On y suit Virginie (Suliane Brahim), mère célibataire de deux enfants vivant en zone rurale, qui peine à développer son élevage de sauterelles comestibles. L’obligation de subvenir seule aux besoins de sa famille et les difficultés financières inhérentes à sa situation, la poussent à expérimenter de nouvelles méthodes pour s’en sortir. Quitte à perdre pied avec la réalité.

ENTOMOPHILIA (ou pas)

La menace arrive lentement. On la devine dès les premiers plans, lents et calmes, de territoires agraires. Capturées à l’aide d’un drone, ces prises de vue plongeantes sont autant un état des lieux du monde agricole qu’un témoignage de sa vulnérabilité. Très vite, une légère sensation inquiétante s’en échappe : n’avons-nous pas sous les yeux la vue subjective d’une nuée de sauterelles à la recherche d’un nouveau festin ? Car il est bien question de sauterelles ici, et mieux vaut ne pas en appréhender la vision pour en apprécier les caractéristiques, les réactions ou l’apparence, étudiée parfois en plans très rapprochés. Des libertés ont tout de même été prises quant à certains de leurs mouvements, dans un souci de cohérence. Si j’ai ressenti tant d’émotions, c’est aussi parce qu’il est rare de voir un film Français assumer à ce point ses influences fantastiques, principalement américaines, en les mêlant aussi naturellement à ses thèmes. Qu’est-ce que je venais de voir au juste ? Un drame familial, un thriller écologique ou un film catastrophe ? 

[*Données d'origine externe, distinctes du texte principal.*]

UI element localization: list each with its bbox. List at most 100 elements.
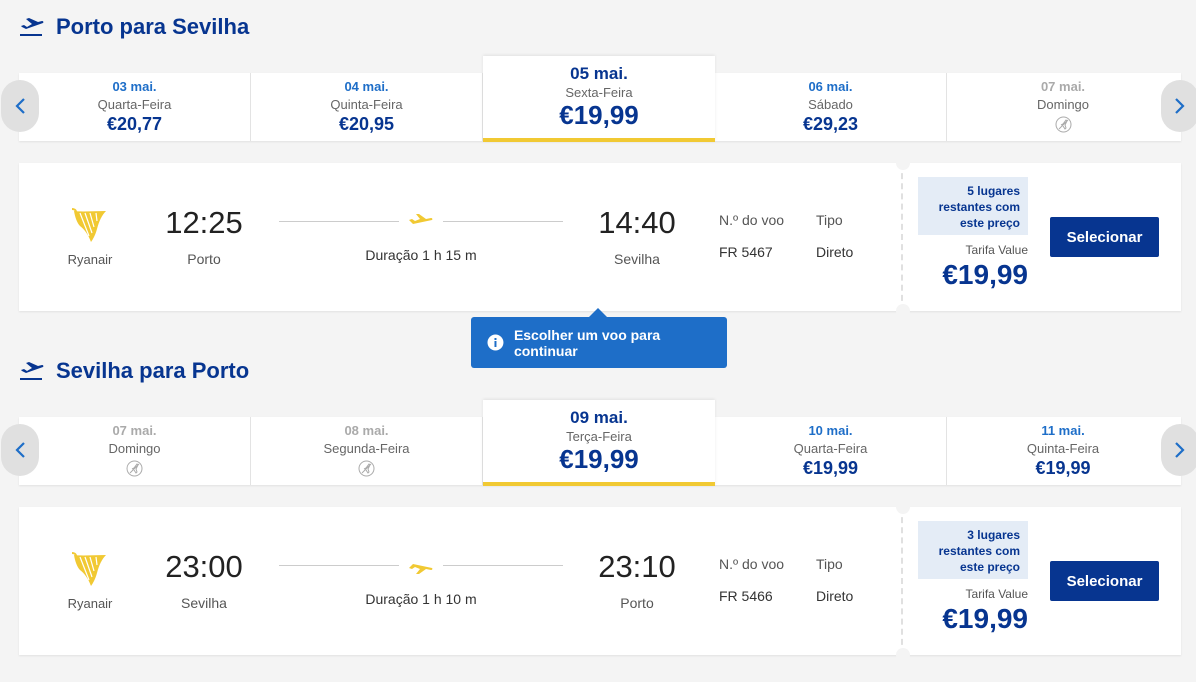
return-day-selected[interactable]: 09 mai. Terça-Feira €19,99 xyxy=(483,400,715,486)
select-flight-button[interactable]: Selecionar xyxy=(1050,561,1159,601)
chevron-right-icon xyxy=(1175,98,1185,114)
return-flight-card[interactable]: Ryanair 23:00 Sevilha Duração 1 h 10 m 2… xyxy=(19,500,1181,662)
seats-left-badge: 5 lugares restantes com este preço xyxy=(918,177,1028,235)
fare-panel: 5 lugares restantes com este preço Tarif… xyxy=(901,163,1181,311)
flight-type-block: Tipo Direto xyxy=(816,212,853,260)
outbound-day-unavailable: 07 mai. Domingo xyxy=(947,73,1179,141)
select-flight-button[interactable]: Selecionar xyxy=(1050,217,1159,257)
day-weekday: Domingo xyxy=(108,441,161,456)
flight-duration: Duração 1 h 10 m xyxy=(365,591,477,607)
day-date: 11 mai. xyxy=(1041,423,1085,438)
return-day-unavailable: 08 mai. Segunda-Feira xyxy=(251,417,483,485)
day-date: 10 mai. xyxy=(808,423,853,438)
return-day-unavailable: 07 mai. Domingo xyxy=(19,417,251,485)
flight-number: FR 5466 xyxy=(719,588,773,604)
chevron-left-icon xyxy=(15,442,25,458)
ryanair-harp-logo-icon xyxy=(71,552,106,586)
day-weekday: Quinta-Feira xyxy=(330,97,403,112)
outbound-day[interactable]: 04 mai. Quinta-Feira €20,95 xyxy=(251,73,483,141)
flight-number-label: N.º do voo xyxy=(719,556,785,572)
departure: 12:25 Porto xyxy=(149,205,259,267)
outbound-day[interactable]: 03 mai. Quarta-Feira €20,77 xyxy=(19,73,251,141)
departure-plane-icon xyxy=(20,362,44,380)
arrival: 23:10 Porto xyxy=(582,549,692,611)
seats-left-badge: 3 lugares restantes com este preço xyxy=(918,521,1028,579)
day-weekday: Quinta-Feira xyxy=(1026,441,1100,456)
return-prev-button[interactable] xyxy=(1,424,39,476)
day-price: €20,95 xyxy=(338,114,395,134)
day-weekday: Domingo xyxy=(1036,97,1090,112)
day-weekday: Sexta-Feira xyxy=(565,85,633,100)
day-weekday: Segunda-Feira xyxy=(323,441,410,456)
day-date: 03 mai. xyxy=(112,79,157,94)
return-title: Sevilha para Porto xyxy=(56,358,250,383)
info-icon xyxy=(487,334,504,351)
ryanair-harp-logo-icon xyxy=(71,208,106,242)
flight-duration: Duração 1 h 15 m xyxy=(365,247,477,263)
fare-panel: 3 lugares restantes com este preço Tarif… xyxy=(901,507,1181,655)
outbound-prev-button[interactable] xyxy=(1,80,39,132)
day-weekday: Quarta-Feira xyxy=(97,97,172,112)
return-day[interactable]: 10 mai. Quarta-Feira €19,99 xyxy=(715,417,947,485)
outbound-date-carousel: 03 mai. Quarta-Feira €20,77 04 mai. Quin… xyxy=(1,56,1196,142)
outbound-next-button[interactable] xyxy=(1161,80,1196,132)
departure-time: 23:00 xyxy=(165,549,243,584)
day-date: 07 mai. xyxy=(112,423,157,438)
chevron-right-icon xyxy=(1175,442,1185,458)
day-weekday: Terça-Feira xyxy=(566,429,632,444)
day-date: 07 mai. xyxy=(1040,79,1086,94)
flight-number-block: N.º do voo FR 5467 xyxy=(719,212,784,260)
return-date-carousel: 07 mai. Domingo 08 mai. Segunda-Feira 09… xyxy=(1,400,1196,486)
no-flight-icon xyxy=(1055,116,1071,133)
tooltip-text: Escolher um voo para continuar xyxy=(513,326,661,359)
day-date: 04 mai. xyxy=(344,79,389,94)
flight-type-label: Tipo xyxy=(816,556,843,572)
arrival-time: 23:10 xyxy=(598,549,676,584)
flight-number: FR 5467 xyxy=(719,244,773,260)
airline-name: Ryanair xyxy=(67,252,113,267)
day-price: €19,99 xyxy=(802,458,859,478)
day-price: €29,23 xyxy=(802,114,859,134)
flight-plane-icon xyxy=(409,564,433,574)
day-date: 08 mai. xyxy=(344,423,389,438)
outbound-flight-card[interactable]: Ryanair 12:25 Porto Duração 1 h 15 m 14:… xyxy=(19,156,1181,318)
flight-number-label: N.º do voo xyxy=(719,212,785,228)
flight-type-label: Tipo xyxy=(816,212,843,228)
no-flight-icon xyxy=(358,460,375,477)
airline: Ryanair xyxy=(59,205,121,269)
arrival-city: Sevilha xyxy=(614,251,660,267)
flight-plane-icon xyxy=(409,214,433,224)
outbound-day[interactable]: 06 mai. Sábado €29,23 xyxy=(715,73,947,141)
outbound-heading: Porto para Sevilha xyxy=(18,14,249,40)
day-date: 06 mai. xyxy=(808,79,853,94)
flight-type: Direto xyxy=(816,588,854,604)
arrival-time: 14:40 xyxy=(598,205,676,240)
return-next-button[interactable] xyxy=(1161,424,1196,476)
day-weekday: Sábado xyxy=(808,97,853,112)
day-price: €19,99 xyxy=(559,100,639,130)
no-flight-icon xyxy=(126,460,143,477)
outbound-title: Porto para Sevilha xyxy=(56,14,250,39)
return-heading: Sevilha para Porto xyxy=(18,358,249,384)
fare-price: €19,99 xyxy=(942,259,1028,290)
flight-type-block: Tipo Direto xyxy=(816,556,853,604)
outbound-day-selected[interactable]: 05 mai. Sexta-Feira €19,99 xyxy=(483,56,715,142)
departure-city: Sevilha xyxy=(181,595,227,611)
chevron-left-icon xyxy=(15,98,25,114)
arrival: 14:40 Sevilha xyxy=(582,205,692,267)
airline: Ryanair xyxy=(59,549,121,613)
day-price: €20,77 xyxy=(106,114,163,134)
departure-time: 12:25 xyxy=(165,205,243,240)
fare-type: Tarifa Value xyxy=(965,243,1028,257)
airline-name: Ryanair xyxy=(67,596,113,611)
fare-type: Tarifa Value xyxy=(965,587,1028,601)
day-date: 09 mai. xyxy=(570,408,628,427)
choose-flight-tooltip: Escolher um voo para continuar xyxy=(471,308,727,368)
day-price: €19,99 xyxy=(559,444,639,474)
departure-city: Porto xyxy=(187,251,221,267)
flight-number-block: N.º do voo FR 5466 xyxy=(719,556,784,604)
day-price: €19,99 xyxy=(1035,458,1091,478)
arrival-city: Porto xyxy=(620,595,654,611)
return-day[interactable]: 11 mai. Quinta-Feira €19,99 xyxy=(947,417,1179,485)
day-date: 05 mai. xyxy=(570,64,628,83)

Un peu des trois, grâce à un scénario solide et à des effets spéciaux impressionnants.  Le résultat, d’une grande maîtrise, est réussi au-delà de l’exercice de style. La raison pour laquelle le film fonctionne autant est qu’il rend plausible un danger jusqu’ici inconcevable, le tout dans un décor qui nous est familier. C’est comme ça que La Nuée entre sans frapper dans la petite salle du cinéma d’horreur hexagonal pour rafler les meilleurs fauteuils. Si l’entrée en matière pastorale ainsi que le thème du parent dont le comportement devient étrange à mesure que l’environnement l’envahit rappelle Shining, notez bien que la comparaison avec le film de Kubrick s’arrête là. L’aspect horrifique de La Nuée est basé sur une force plus naturelle. Plus réaliste aussi. Le retour au vert continue de séduire des populations souhaitant faire l’expérience d’un rythme de vie plus tranquille, d’une alimentation pensée plus saine ou locale, etc… Si la pandémie a accéléré ce phénomène, l’intérêt pour la vie rurale connaît un regain depuis déjà quelques années, et pas seulement grâce à L’Amour est dans le pré. En effet, on ne peut que constater que porter à l’écran les difficultés bien réelles d’agriculteurs est synonyme de succès au box-office. Est-ce dû à une volonté du public de comprendre une réalité méconnue, à l’exploitation de ressorts dramatiques d’un milieu peu montré au cinéma ou à un cynisme ambiant ? Toujours est-il que cela rapporte. Ce qui est relativement nouveau, en revanche, c’est d’incorporer le genre dans ces histoires. En utilisant ce procédé, Petit Paysan (2017), le “thriller agricole” d’Hubert Charuel, avait captivé 550 000 spectateurs. Ceux-ci ressortiront sûrement plus secoués de La Nuée, tant le genre horrifique rend ici l’expérience marquante. Les idées sous-jacentes liées aux risques de la surproduction, de la surconsommation et de l’appât du gain se déploient alors avec bien plus de force. Y aura-t-il autant d’amateurs pour cette histoire ? Je ne suis pas voyant mais le client que je suis n’avait pas ressenti autant d’émotion devant ce combo peur/excitation/admiration depuis bien longtemps.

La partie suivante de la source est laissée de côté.